Giving evidence to the inquiry headed by Lord Justice Sir Brian Leveson, Mr Major's testimony yesterday appeared to contradict evidence given by Mr Murdoch only two months ago.

In April, the media tycoon told the inquiry, which the government ordered after the phone-hacking scandal: "I have never asked a prime minister for anything. If any politician wanted my opinions on major matters, they only had to read the editorials in The Sun."

But Mr Major said yesterday that he had dinner with Mr Murdoch in February 1997, a few months before the general election that swept Tony Blair to office in a victory often attributed to The Sun switching its traditional backing for Mr Major's Conservatives to the Labour Party.

"Mr Murdoch said he really didn't like our European policies," Mr Major told the inquiry. "He wished me to change our European policies. If we couldn't change our European policies his papers could not, would not, support our Conservative government.

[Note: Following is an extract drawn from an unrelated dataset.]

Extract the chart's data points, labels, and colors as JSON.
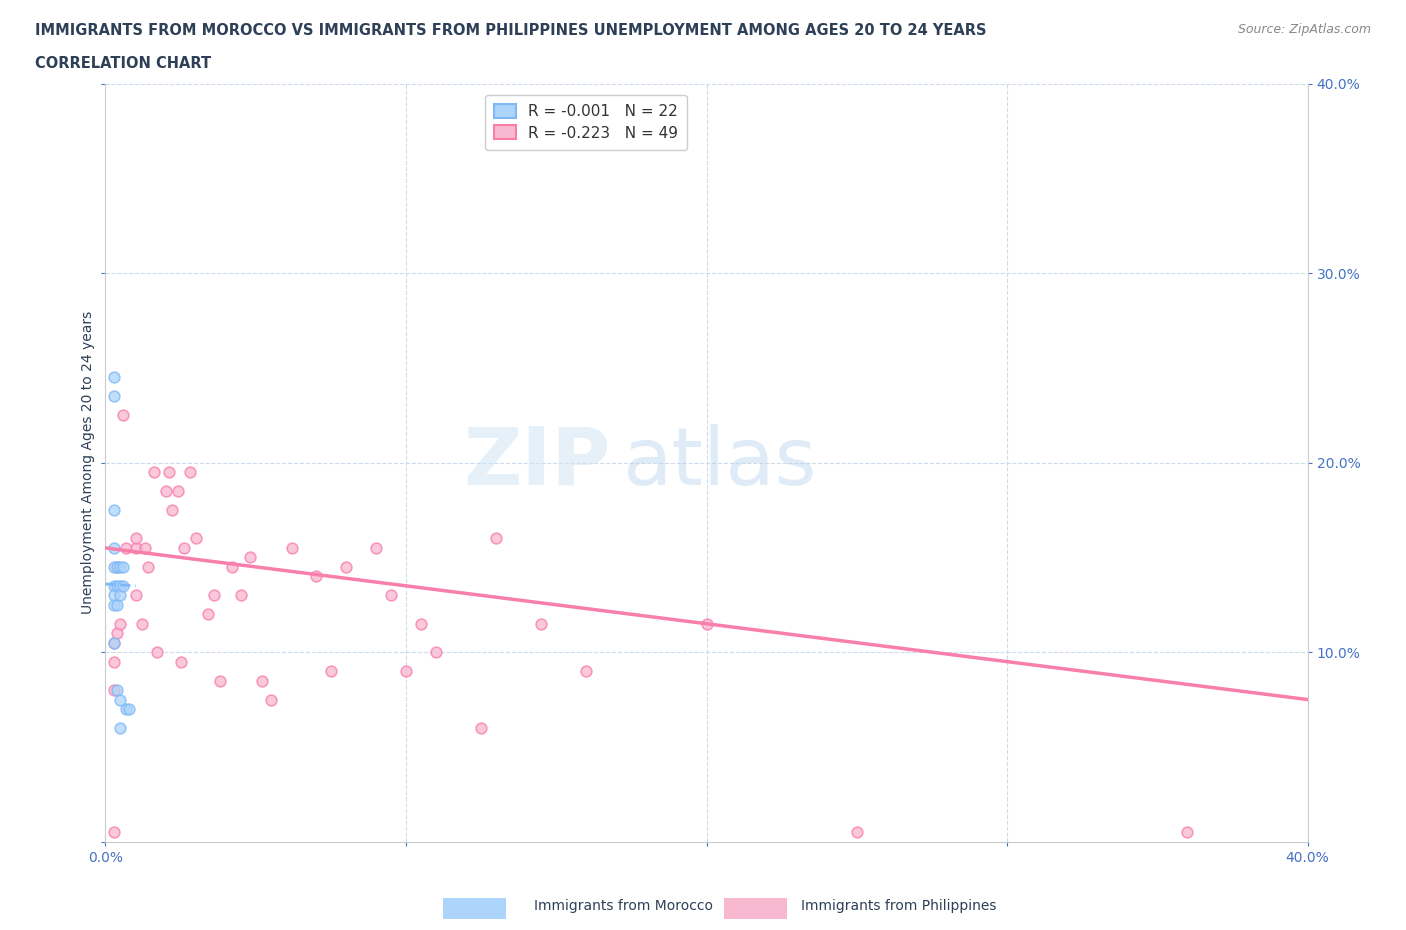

"As I recall he used the word 'we' when referring to his newspapers. He didn't make the usual nod to editorial independence."

Mr Major, who said he had invited Mr Murdoch to dinner on the advice of his aides because of the imminent election, said that the News Corp chairman appeared to favour a referendum on Britain leaving the European Union at the time.

The former PM, who succeeded Margaret Thatcher in 1990, said he made it clear "there was no question" of the government changing its pro-European policies at Mr Murdoch's behest.